The evils of Wall Street are also shown to us via high-level meetings in which a cast of really good old character actors, including Frank Langella and Eli Wallach (a scene stealer at 94), enact the sort of backroom deals that run the world. These scenes are reminiscent of situation room bits in 'W.', in which a lot of exposition is sold as dialogue. Also present is Josh Brolin as the film's antagonist, Bretton James (the “son of Satan”), the film's avatar for the ultimately self-destructive A-morality of corporate greed. Brolin, a last minute replacement of Javier Bardem (who chose to be in 'Eat, Prey, Love' instead), is flat as James, lacking the charisma that would make his attitude and lifestyle seem appealing. By contrast Douglas imbues the similarly morally bankrupt Gekko with considerable gravitas.
Stone makes it abundantly clear where his politics lie and what he thinks of these characters and this is the director at his most heavy-handed. The camera is forever circling characters, often zooming and panning around, often seemingly at random. But amongst his usual hyper-active grasp of cinematic style he does manage some genuinely inspired visual motifs, such as a graphic that likens the New York skyline to a diagram of boom and bust economics – a fitting metaphor, given how closely the growth of the city was itself tied up with the growth of international capitalism (with skyscrapers built by the biggest tycoons of the early twentieth century).
But generally, the director's bombast approach left me as cold as it ever has. He is helped a little in this instance by solid performers, with even LaBeouf shinning. But the focus on the relationship triangle between LaBeouf, Mulligan and Douglas is surplus to requirements (not to mention deadly dull) in a film which would do better to keep its eye on Wall Street. The resolution of this storyline is also pretty dire, feeling rushed and contrived – it seems to come from nowhere, not based on anything we have seen in the preceding two hours.
'Wall Street: Money Never Sleeps' is, to my mind, the quintessential Oliver Stone film. It's overlong, brash, simplistic and oddly proud of itself at the same time. The camera is never still, the dialogue is trite and feels written, with an emphasis on style over substance which runs counter to Stone's obvious genuine interest in his chosen subject matter. However, it is also, like the rest of his work, boldly topical and daringly propagandist.

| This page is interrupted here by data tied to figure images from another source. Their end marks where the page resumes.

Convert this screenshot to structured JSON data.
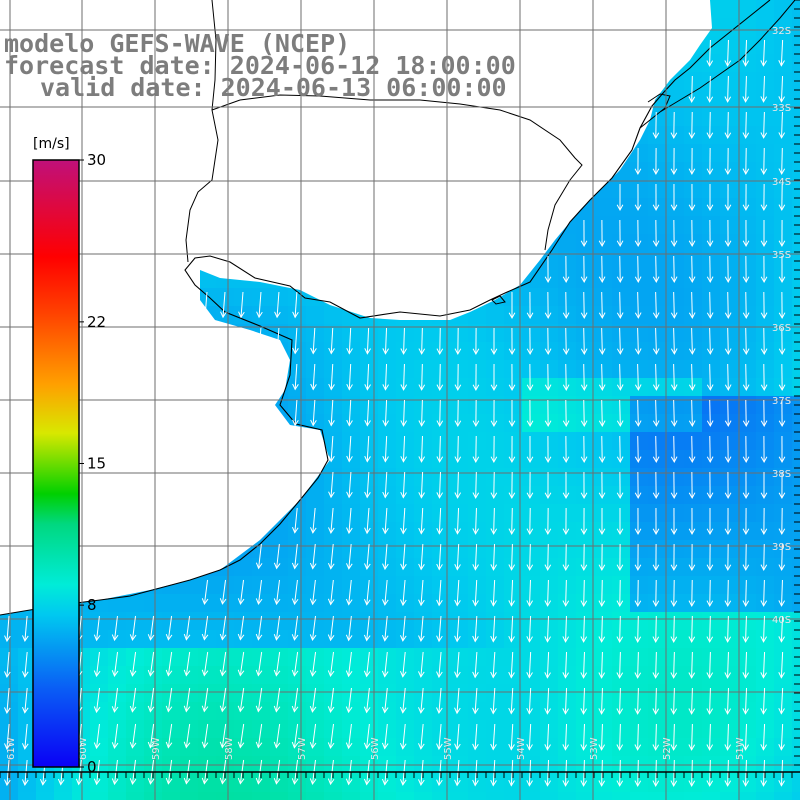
{
  "title": {
    "line1": "modelo GEFS-WAVE (NCEP)",
    "line2": "forecast date: 2024-06-12 18:00:00",
    "line3": "valid date: 2024-06-13 06:00:00"
  },
  "colorbar": {
    "unit": "[m/s]",
    "min": 0,
    "max": 30,
    "ticks": [
      "30",
      "22",
      "15",
      "8",
      "0"
    ],
    "tick_values": [
      30,
      22,
      15,
      8,
      0
    ]
  },
  "axes": {
    "lat_labels": [
      "32S",
      "33S",
      "34S",
      "35S",
      "36S",
      "37S",
      "38S",
      "39S",
      "40S"
    ],
    "lon_labels": [
      "61W",
      "60W",
      "59W",
      "58W",
      "57W",
      "56W",
      "55W",
      "54W",
      "53W",
      "52W",
      "51W"
    ]
  },
  "colors": {
    "land": "#ffffff",
    "coastline": "#000000",
    "grid": "#6e6e6e",
    "arrows": "#ffffff"
  },
  "field": {
    "variable": "wind speed",
    "arrow_direction": "mostly southward / south-westward",
    "typical_speed_range_m_s": [
      5,
      10
    ]
  }
}
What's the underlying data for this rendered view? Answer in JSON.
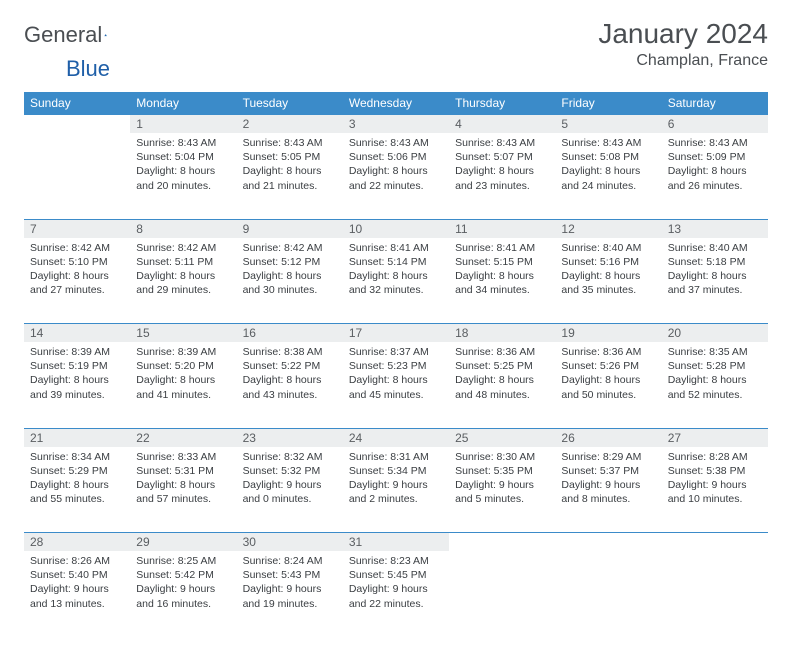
{
  "brand": {
    "part1": "General",
    "part2": "Blue"
  },
  "title": "January 2024",
  "location": "Champlan, France",
  "colors": {
    "header_bg": "#3b8bc9",
    "header_text": "#ffffff",
    "daynum_bg": "#eceeef",
    "row_border": "#3b8bc9",
    "body_text": "#3a3e42",
    "title_text": "#4a4e52"
  },
  "weekdays": [
    "Sunday",
    "Monday",
    "Tuesday",
    "Wednesday",
    "Thursday",
    "Friday",
    "Saturday"
  ],
  "weeks": [
    {
      "days": [
        {
          "num": "",
          "lines": [
            "",
            "",
            "",
            ""
          ]
        },
        {
          "num": "1",
          "lines": [
            "Sunrise: 8:43 AM",
            "Sunset: 5:04 PM",
            "Daylight: 8 hours",
            "and 20 minutes."
          ]
        },
        {
          "num": "2",
          "lines": [
            "Sunrise: 8:43 AM",
            "Sunset: 5:05 PM",
            "Daylight: 8 hours",
            "and 21 minutes."
          ]
        },
        {
          "num": "3",
          "lines": [
            "Sunrise: 8:43 AM",
            "Sunset: 5:06 PM",
            "Daylight: 8 hours",
            "and 22 minutes."
          ]
        },
        {
          "num": "4",
          "lines": [
            "Sunrise: 8:43 AM",
            "Sunset: 5:07 PM",
            "Daylight: 8 hours",
            "and 23 minutes."
          ]
        },
        {
          "num": "5",
          "lines": [
            "Sunrise: 8:43 AM",
            "Sunset: 5:08 PM",
            "Daylight: 8 hours",
            "and 24 minutes."
          ]
        },
        {
          "num": "6",
          "lines": [
            "Sunrise: 8:43 AM",
            "Sunset: 5:09 PM",
            "Daylight: 8 hours",
            "and 26 minutes."
          ]
        }
      ]
    },
    {
      "days": [
        {
          "num": "7",
          "lines": [
            "Sunrise: 8:42 AM",
            "Sunset: 5:10 PM",
            "Daylight: 8 hours",
            "and 27 minutes."
          ]
        },
        {
          "num": "8",
          "lines": [
            "Sunrise: 8:42 AM",
            "Sunset: 5:11 PM",
            "Daylight: 8 hours",
            "and 29 minutes."
          ]
        },
        {
          "num": "9",
          "lines": [
            "Sunrise: 8:42 AM",
            "Sunset: 5:12 PM",
            "Daylight: 8 hours",
            "and 30 minutes."
          ]
        },
        {
          "num": "10",
          "lines": [
            "Sunrise: 8:41 AM",
            "Sunset: 5:14 PM",
            "Daylight: 8 hours",
            "and 32 minutes."
          ]
        },
        {
          "num": "11",
          "lines": [
            "Sunrise: 8:41 AM",
            "Sunset: 5:15 PM",
            "Daylight: 8 hours",
            "and 34 minutes."
          ]
        },
        {
          "num": "12",
          "lines": [
            "Sunrise: 8:40 AM",
            "Sunset: 5:16 PM",
            "Daylight: 8 hours",
            "and 35 minutes."
          ]
        },
        {
          "num": "13",
          "lines": [
            "Sunrise: 8:40 AM",
            "Sunset: 5:18 PM",
            "Daylight: 8 hours",
            "and 37 minutes."
          ]
        }
      ]
    },
    {
      "days": [
        {
          "num": "14",
          "lines": [
            "Sunrise: 8:39 AM",
            "Sunset: 5:19 PM",
            "Daylight: 8 hours",
            "and 39 minutes."
          ]
        },
        {
          "num": "15",
          "lines": [
            "Sunrise: 8:39 AM",
            "Sunset: 5:20 PM",
            "Daylight: 8 hours",
            "and 41 minutes."
          ]
        },
        {
          "num": "16",
          "lines": [
            "Sunrise: 8:38 AM",
            "Sunset: 5:22 PM",
            "Daylight: 8 hours",
            "and 43 minutes."
          ]
        },
        {
          "num": "17",
          "lines": [
            "Sunrise: 8:37 AM",
            "Sunset: 5:23 PM",
            "Daylight: 8 hours",
            "and 45 minutes."
          ]
        },
        {
          "num": "18",
          "lines": [
            "Sunrise: 8:36 AM",
            "Sunset: 5:25 PM",
            "Daylight: 8 hours",
            "and 48 minutes."
          ]
        },
        {
          "num": "19",
          "lines": [
            "Sunrise: 8:36 AM",
            "Sunset: 5:26 PM",
            "Daylight: 8 hours",
            "and 50 minutes."
          ]
        },
        {
          "num": "20",
          "lines": [
            "Sunrise: 8:35 AM",
            "Sunset: 5:28 PM",
            "Daylight: 8 hours",
            "and 52 minutes."
          ]
        }
      ]
    },
    {
      "days": [
        {
          "num": "21",
          "lines": [
            "Sunrise: 8:34 AM",
            "Sunset: 5:29 PM",
            "Daylight: 8 hours",
            "and 55 minutes."
          ]
        },
        {
          "num": "22",
          "lines": [
            "Sunrise: 8:33 AM",
            "Sunset: 5:31 PM",
            "Daylight: 8 hours",
            "and 57 minutes."
          ]
        },
        {
          "num": "23",
          "lines": [
            "Sunrise: 8:32 AM",
            "Sunset: 5:32 PM",
            "Daylight: 9 hours",
            "and 0 minutes."
          ]
        },
        {
          "num": "24",
          "lines": [
            "Sunrise: 8:31 AM",
            "Sunset: 5:34 PM",
            "Daylight: 9 hours",
            "and 2 minutes."
          ]
        },
        {
          "num": "25",
          "lines": [
            "Sunrise: 8:30 AM",
            "Sunset: 5:35 PM",
            "Daylight: 9 hours",
            "and 5 minutes."
          ]
        },
        {
          "num": "26",
          "lines": [
            "Sunrise: 8:29 AM",
            "Sunset: 5:37 PM",
            "Daylight: 9 hours",
            "and 8 minutes."
          ]
        },
        {
          "num": "27",
          "lines": [
            "Sunrise: 8:28 AM",
            "Sunset: 5:38 PM",
            "Daylight: 9 hours",
            "and 10 minutes."
          ]
        }
      ]
    },
    {
      "days": [
        {
          "num": "28",
          "lines": [
            "Sunrise: 8:26 AM",
            "Sunset: 5:40 PM",
            "Daylight: 9 hours",
            "and 13 minutes."
          ]
        },
        {
          "num": "29",
          "lines": [
            "Sunrise: 8:25 AM",
            "Sunset: 5:42 PM",
            "Daylight: 9 hours",
            "and 16 minutes."
          ]
        },
        {
          "num": "30",
          "lines": [
            "Sunrise: 8:24 AM",
            "Sunset: 5:43 PM",
            "Daylight: 9 hours",
            "and 19 minutes."
          ]
        },
        {
          "num": "31",
          "lines": [
            "Sunrise: 8:23 AM",
            "Sunset: 5:45 PM",
            "Daylight: 9 hours",
            "and 22 minutes."
          ]
        },
        {
          "num": "",
          "lines": [
            "",
            "",
            "",
            ""
          ]
        },
        {
          "num": "",
          "lines": [
            "",
            "",
            "",
            ""
          ]
        },
        {
          "num": "",
          "lines": [
            "",
            "",
            "",
            ""
          ]
        }
      ]
    }
  ]
}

In the end it feels reminiscent of watching him interview South American leaders earlier this year in ‘South of the Border’, having unprecedented access to people like Raul Castro and Hugo Chavez, but in the end wasting the opportunity asking them to play soccer with him or enquiring about how many pairs of shoes they own. I'm thrilled that he is out there making these films, usually attracting big stars and big budgets. I just wish that he had the intellect or the artistry to support his obvious ambition - and, what I believe, are good intentions.
'Wall Street: Money Never Sleeps' is out in the UK on the 6th of October and is rated '12A' by the BBFC.